/web-scraping-challenge

Web application that scrapes various websites for data related to the Mission to Mars and displays the information in a single HTML page.

Primary LanguageJupyter Notebook

Web Scraping Homework - Mission to Mars

Rice University Data Analytics and Visualization Boot Camp 2020

This repository contains a web application that scrapes various websites for data related to the Mission to Mars and displays the information in a single HTML page. The overview of the project is the outlined below.

Step 1 - Scraping

The initial scraping uses Jupyter Notebook, BeautifulSoup, Pandas, and Requests/Splinter.

  • The Jupyter Notebook file contains all the scraping and analysis tasks. The following outlines what will be scraped.

NASA Mars News

JPL Mars Space Images - Featured Image

  • Visit the url for JPL Featured Space Image here.

  • Use splinter to navigate the site and find the image url for the current Featured Mars Image and assign the url string to a variable.

Mars Facts

  • Visit the Mars Facts webpage here and use Pandas to scrape the table containing facts about the planet including Diameter, Mass, etc. Use Pandas to convert the data to a HTML table string.

Mars Hemispheres

  • Visit the USGS Astrogeology site here to obtain high resolution images for each of Mar's hemispheres.

  • We will need to click each of the links to the hemispheres in order to find the image url to the full resolution image.

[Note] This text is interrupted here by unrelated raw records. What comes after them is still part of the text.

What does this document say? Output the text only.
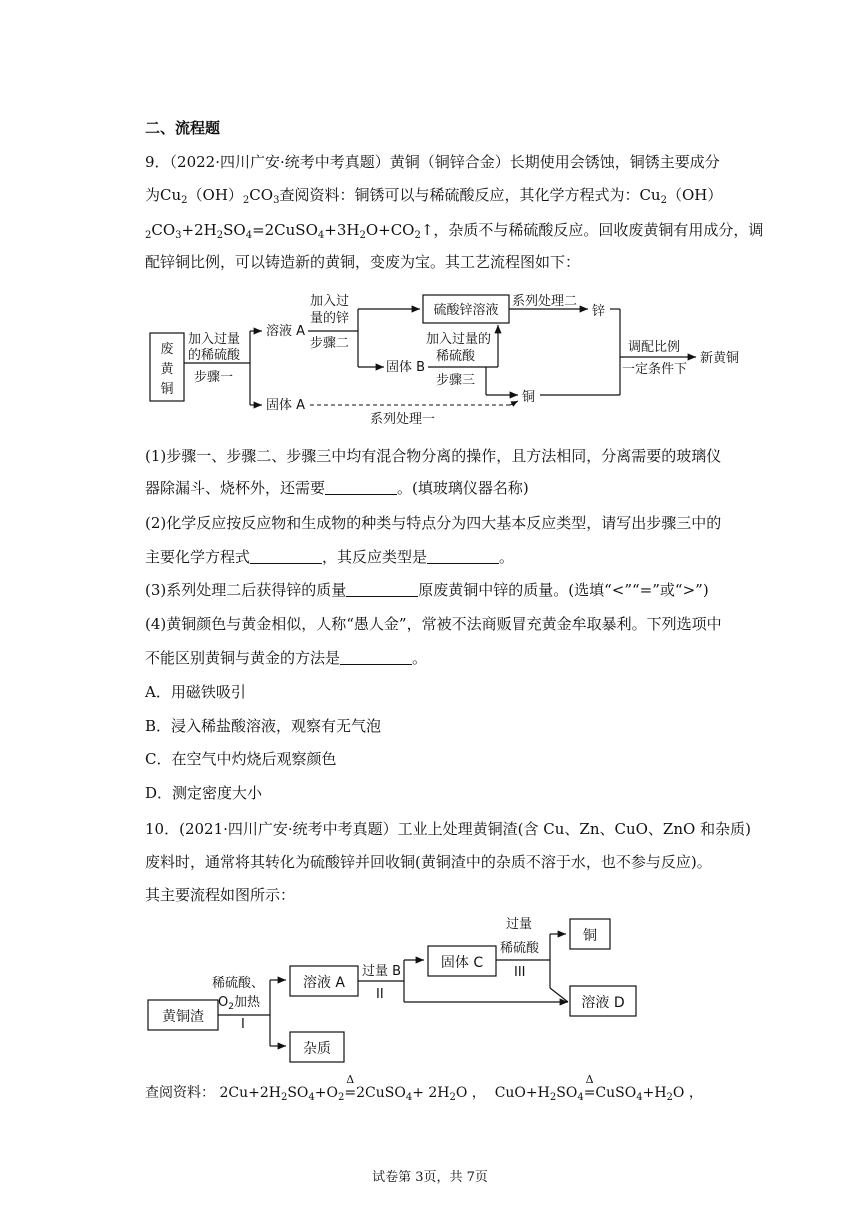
二、流程题
9．（2022·四川广安·统考中考真题）黄铜（铜锌合金）长期使用会锈蚀，铜锈主要成分
为$Cu_2(OH)_2CO_3$查阅资料：铜锈可以与稀硫酸反应，其化学方程式为：$Cu_2(OH)$
$_2CO_3+2H_2SO_4=2CuSO_4+3H_2O+CO_2↑$，杂质不与稀硫酸反应。回收废黄铜有用成分，调
配锌铜比例，可以铸造新的黄铜，变废为宝。其工艺流程图如下：
废
黄
铜
加入过量
的稀硫酸
步骤一
溶液 A
固体 A
加入过
量的锌
步骤二
硫酸锌溶液
系列处理二
锌
固体 B
加入过量的
稀硫酸
步骤三
铜
调配比例
一定条件下
新黄铜
系列处理一
(1)步骤一、步骤二、步骤三中均有混合物分离的操作，且方法相同，分离需要的玻璃仪
器除漏斗、烧杯外，还需要	。(填玻璃仪器名称)
(2)化学反应按反应物和生成物的种类与特点分为四大基本反应类型，请写出步骤三中的
主要化学方程式	，其反应类型是	。
(3)系列处理二后获得锌的质量	原废黄铜中锌的质量。(选填“<”“=”或“>”)
(4)黄铜颜色与黄金相似，人称“愚人金”，常被不法商贩冒充黄金牟取暴利。下列选项中
不能区别黄铜与黄金的方法是	。
A．用磁铁吸引
B．浸入稀盐酸溶液，观察有无气泡
C．在空气中灼烧后观察颜色
D．测定密度大小
10．(2021·四川广安·统考中考真题）工业上处理黄铜渣(含 Cu、Zn、CuO、ZnO 和杂质)
废料时，通常将其转化为硫酸锌并回收铜(黄铜渣中的杂质不溶于水，也不参与反应)。
其主要流程如图所示：
黄铜渣
稀硫酸、
$O_2$加热
I
溶液 A
杂质
过量 B
II
固体 C
过量
稀硫酸
III
铜
溶液 D
查阅资料： $2Cu+2H_2SO_4+O_2$
Δ
=2CuSO$_4$+ $2H_2O$ ， $CuO+H_2SO_4$
Δ
$=CuSO_4+H_2O$ ，
试卷第 3页，共 7页
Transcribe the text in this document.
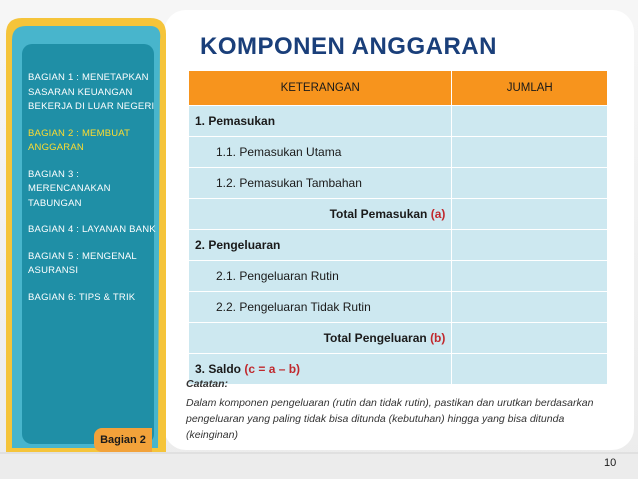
BAGIAN 1 : MENETAPKAN SASARAN KEUANGAN BEKERJA DI LUAR NEGERI
BAGIAN 2 : MEMBUAT ANGGARAN
BAGIAN 3 : MERENCANAKAN TABUNGAN
BAGIAN 4 : LAYANAN BANK
BAGIAN 5 : MENGENAL ASURANSI
BAGIAN 6: TIPS & TRIK
Bagian 2
KOMPONEN ANGGARAN
KETERANGAN	JUMLAH
1. Pemasukan	
1.1. Pemasukan Utama	
1.2. Pemasukan Tambahan	
Total Pemasukan (a)	
2. Pengeluaran	
2.1. Pengeluaran Rutin	
2.2. Pengeluaran Tidak Rutin	
Total Pengeluaran (b)	
3. Saldo (c = a – b)	
Catatan:
Dalam komponen pengeluaran (rutin dan tidak rutin), pastikan dan urutkan berdasarkan pengeluaran yang paling tidak bisa ditunda (kebutuhan) hingga yang bisa ditunda (keinginan)
10
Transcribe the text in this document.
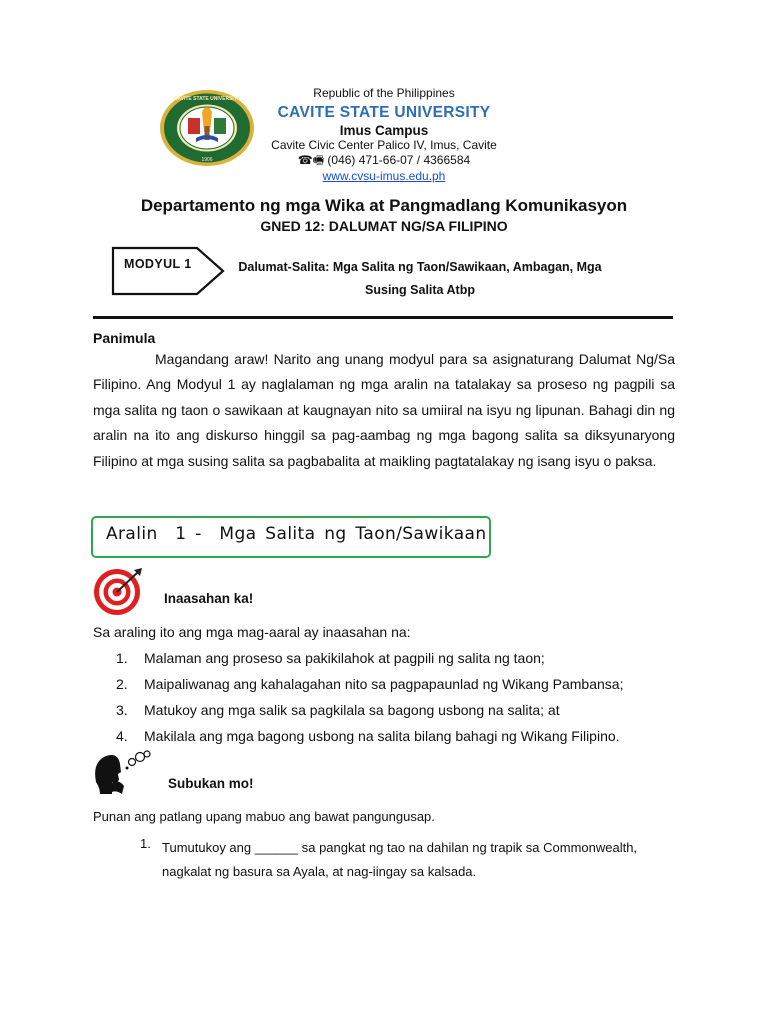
CAVITE STATE UNIVERSITY
1906
Republic of the Philippines
CAVITE STATE UNIVERSITY
Imus Campus
Cavite Civic Center Palico IV, Imus, Cavite
☎🖷 (046) 471-66-07 / 4366584
www.cvsu-imus.edu.ph
Departamento ng mga Wika at Pangmadlang Komunikasyon
GNED 12: DALUMAT NG/SA FILIPINO
MODYUL 1	Dalumat-Salita: Mga Salita ng Taon/Sawikaan, Ambagan, Mga
Susing Salita Atbp
Panimula
Magandang araw! Narito ang unang modyul para sa asignaturang Dalumat Ng/Sa Filipino. Ang Modyul 1 ay naglalaman ng mga aralin na tatalakay sa proseso ng pagpili sa mga salita ng taon o sawikaan at kaugnayan nito sa umiiral na isyu ng lipunan. Bahagi din ng aralin na ito ang diskurso hinggil sa pag-aambag ng mga bagong salita sa diksyunaryong Filipino at mga susing salita sa pagbabalita at maikling pagtatalakay ng isang isyu o paksa.
Aralin  1 -  Mga Salita ng Taon/Sawikaan
Inaasahan ka!
Sa araling ito ang mga mag-aaral ay inaasahan na:
1.	Malaman ang proseso sa pakikilahok at pagpili ng salita ng taon;
2.	Maipaliwanag ang kahalagahan nito sa pagpapaunlad ng Wikang Pambansa;
3.	Matukoy ang mga salik sa pagkilala sa bagong usbong na salita; at
4.	Makilala ang mga bagong usbong na salita bilang bahagi ng Wikang Filipino.
Subukan mo!
Punan ang patlang upang mabuo ang bawat pangungusap.
1. Tumutukoy ang ______ sa pangkat ng tao na dahilan ng trapik sa Commonwealth, nagkalat ng basura sa Ayala, at nag-iingay sa kalsada.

  • Save both the image url string for the full resolution hemisphere image, and the Hemisphere title containing the hemisphere name. Use a Python dictionary to store the data.

  • Append the dictionary with the image url string and the hemisphere title to a list. This list will contain one dictionary for each hemisphere.


Step 2 - MongoDB and Flask Application

Use MongoDB with Flask templating to create a new HTML page that displays all of the information that was scraped from the URLs above.

  • Start by converting the Jupyter notebook into a Python script called scrape_mars.py with a function called scrape that will execute all the scraping code from above and return one Python dictionary containing all of the scraped data.

  • Next, create a route called /scrape that will import the scrape_mars.py script and call the scrape function.

    • Store the return value in Mongo as a Python dictionary.
  • Create a root route / that will query the Mongo database and pass the mars data into an HTML template to display the data.

  • Create a template HTML file called index.html that will take the mars data dictionary and display all of the data in the appropriate HTML elements.

Hints

  • Use Splinter to navigate the sites when needed and BeautifulSoup to help find and parse out the necessary data.

  • Use Pymongo for CRUD applications for the database. For the inital version of this applicaiton, we will simply overwrite the existing document each time the /scrape url is visited and new data is obtained.

  • Use Bootstrap to structure the HTML template.